Group Exhibition
Writings Without Borders
curated by Hervé Mikaeloff
21 May - 20 July 2013
Opening Reception: Tuesday, 21 May, 6-9 PM
Hong Kong, 8 May 2013—Lehmann Maupin, Hong Kong is pleased to announce that renowned international curator Hervé Mikaeloff has organized a dynamic group show featuring a selection of Eastern and Western contemporary artists exploring notions of language. The show, entitled Writings Without Borders, will highlight a wide variety of artistic styles, ranging from painting, drawing, photography, embroidery, and neon, by Tracey Emin, Teresita Fernández, He An, Shirazeh Houshiary, Idris Khan, Barbara Kruger, Eko Nugroho, Pak Sheung Chuen, Robin Rhode, Tsang Kin-wah, and Zheng Guogu.
To write could be defined as the action of transferring a word, a thought, an idea, a story, a dream from an undefined state to the fixity of a graphic sign. Writing can be the expression of a gesture (drawing, painting, dripping…), a way to keep a trace of the past (history and memory), an intimate biographical testimony, or a public announcement. It is also the place of several types of contradictions: civilization of sign and that of the image, mystery and clarity, the indecipherable and the revealed, symbolism and meaning. Writing as language is also a central question in the relationships between different cultures and civilizations, particularly Eastern and Western.
Both in the East and West, artists play with their respective alphabets, words and phrases, using writings, imprints, signs and traces. For some of them, art is simply language. Traditionally in China, there is also an idea of equivalence between art and writing. Drawing and painting belong to Chinese language and writing. During the 20th century, the heritage of calligraphy almost disappeared and finally reemerged as a strong artistic expression more than 25 years ago, whether it is used for formal exploration or for social and political criticism.
In Writings Without Borders, artists from very different countries and origins come together with their own approach to writing and the universal themes that relate to it. In many cultures such as Arabic or Chinese, calligraphy is used as a path to meditation and poetry like in Shirazeh Houshiary’s practice of painting, in which she layers calligraphic script until it effectively dissolves into abstraction. Idris Khan also refers to this tradition with his monochrome works stamped repeatedly with words resulting in almost indecipherable layers, fading like traces in our memory.

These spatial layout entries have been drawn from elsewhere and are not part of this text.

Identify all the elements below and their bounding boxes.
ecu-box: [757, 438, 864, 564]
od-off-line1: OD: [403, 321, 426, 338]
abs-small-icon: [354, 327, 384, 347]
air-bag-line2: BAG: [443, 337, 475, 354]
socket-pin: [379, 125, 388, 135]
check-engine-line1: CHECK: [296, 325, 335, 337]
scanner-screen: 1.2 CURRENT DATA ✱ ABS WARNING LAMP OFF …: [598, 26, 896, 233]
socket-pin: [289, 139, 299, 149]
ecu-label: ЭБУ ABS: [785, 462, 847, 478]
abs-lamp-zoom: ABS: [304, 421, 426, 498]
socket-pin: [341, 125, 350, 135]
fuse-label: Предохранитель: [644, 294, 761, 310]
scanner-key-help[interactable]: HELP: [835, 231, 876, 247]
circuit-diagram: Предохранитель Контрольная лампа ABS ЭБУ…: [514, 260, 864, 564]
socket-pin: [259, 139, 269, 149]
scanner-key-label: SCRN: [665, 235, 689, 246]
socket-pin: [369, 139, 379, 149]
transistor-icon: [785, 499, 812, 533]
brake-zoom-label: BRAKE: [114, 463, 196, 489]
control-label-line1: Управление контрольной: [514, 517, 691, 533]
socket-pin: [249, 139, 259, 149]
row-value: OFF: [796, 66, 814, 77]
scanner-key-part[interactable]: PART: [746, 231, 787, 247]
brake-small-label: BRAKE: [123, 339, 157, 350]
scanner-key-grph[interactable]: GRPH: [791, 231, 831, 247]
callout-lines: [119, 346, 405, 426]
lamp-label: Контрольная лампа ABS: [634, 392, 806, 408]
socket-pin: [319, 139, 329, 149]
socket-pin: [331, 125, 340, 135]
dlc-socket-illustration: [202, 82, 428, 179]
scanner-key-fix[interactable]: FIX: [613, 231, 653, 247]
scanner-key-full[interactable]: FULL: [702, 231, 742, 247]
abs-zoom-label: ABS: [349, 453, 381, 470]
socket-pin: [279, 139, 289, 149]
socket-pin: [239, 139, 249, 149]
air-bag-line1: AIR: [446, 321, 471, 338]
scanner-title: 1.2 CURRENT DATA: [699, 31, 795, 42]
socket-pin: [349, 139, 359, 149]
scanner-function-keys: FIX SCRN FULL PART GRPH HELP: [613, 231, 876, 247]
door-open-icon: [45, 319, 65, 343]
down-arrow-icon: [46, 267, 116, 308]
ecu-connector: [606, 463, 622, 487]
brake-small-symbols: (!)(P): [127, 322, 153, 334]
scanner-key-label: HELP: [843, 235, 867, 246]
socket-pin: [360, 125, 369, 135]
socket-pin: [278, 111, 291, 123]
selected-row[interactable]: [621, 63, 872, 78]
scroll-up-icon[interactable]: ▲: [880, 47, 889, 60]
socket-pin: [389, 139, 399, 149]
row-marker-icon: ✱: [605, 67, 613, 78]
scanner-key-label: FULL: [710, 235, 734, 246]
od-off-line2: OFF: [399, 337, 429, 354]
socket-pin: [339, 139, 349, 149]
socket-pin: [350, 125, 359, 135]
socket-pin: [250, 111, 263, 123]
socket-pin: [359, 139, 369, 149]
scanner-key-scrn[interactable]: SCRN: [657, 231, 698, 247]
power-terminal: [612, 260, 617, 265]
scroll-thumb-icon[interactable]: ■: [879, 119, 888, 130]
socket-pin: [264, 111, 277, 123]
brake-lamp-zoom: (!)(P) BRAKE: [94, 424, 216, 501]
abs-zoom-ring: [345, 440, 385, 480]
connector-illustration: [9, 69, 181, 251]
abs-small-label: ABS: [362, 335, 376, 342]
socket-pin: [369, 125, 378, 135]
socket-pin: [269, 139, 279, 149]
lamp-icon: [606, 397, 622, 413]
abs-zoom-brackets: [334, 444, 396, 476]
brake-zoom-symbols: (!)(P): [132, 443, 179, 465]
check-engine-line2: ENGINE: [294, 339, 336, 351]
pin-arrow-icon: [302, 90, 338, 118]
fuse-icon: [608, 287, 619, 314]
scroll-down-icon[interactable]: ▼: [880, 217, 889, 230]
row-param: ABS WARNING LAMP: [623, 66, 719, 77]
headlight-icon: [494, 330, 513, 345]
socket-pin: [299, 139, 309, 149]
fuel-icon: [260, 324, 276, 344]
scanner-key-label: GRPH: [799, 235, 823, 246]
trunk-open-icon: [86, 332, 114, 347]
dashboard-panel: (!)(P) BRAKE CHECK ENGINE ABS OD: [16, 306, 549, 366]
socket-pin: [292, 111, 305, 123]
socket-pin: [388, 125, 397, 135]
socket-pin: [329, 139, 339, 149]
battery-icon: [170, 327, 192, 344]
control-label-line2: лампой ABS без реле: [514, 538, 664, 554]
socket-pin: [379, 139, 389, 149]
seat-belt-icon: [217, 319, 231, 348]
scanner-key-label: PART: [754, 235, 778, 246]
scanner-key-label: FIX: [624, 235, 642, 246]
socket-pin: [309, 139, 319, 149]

In her “Night Writing” series, Teresita Fernández references “Ecriture Nocturne,” an early type of encoded writing similar to Braille invented in the early 19th century to help soldiers to communicate in the dark. Engraving the gallery wall with the word ‘moon,’ Hong Kong artist Pak Sheung Chuen reveals the potential of sign as a visual language to reveal unexpected connections when translated from English to Chinese.
Two other artists from the same region share this conceptual approach to writing: Tsang Kin-wah and Zheng Guogu. Using decorative qualities of calligraphy, Tsang Kin-wah combines the beauty of floral ornamentation with crude words spelling out the physical, sexual, and material obsessions of our contemporary world. This concern is echoed in a painting by Zheng Guogu showing scripts of various logos and advertisements with Hong Kong’s famous Pedder Street in the background. The confrontation of words and images is represented in the work of another major artist, Barbara Kruger, who utilizes both to criticize consumer culture and our fascination for mass media.
From the public to the intimate, Indonesian artist Eko Nugroho has based his snapshot embroideries series on the photographs he takes from the streets of a foreign city or at home in his studio as a documentation of his every day life like a personal dairy. The relation between public and private is also tested by Tracey Emin and He An, both of whom use neon writings as a visual poetry to express their emotions. Another form of poetry from the street is present in the works of South African artist Robin Rhode who brings together body and sign in a choreographic gesture.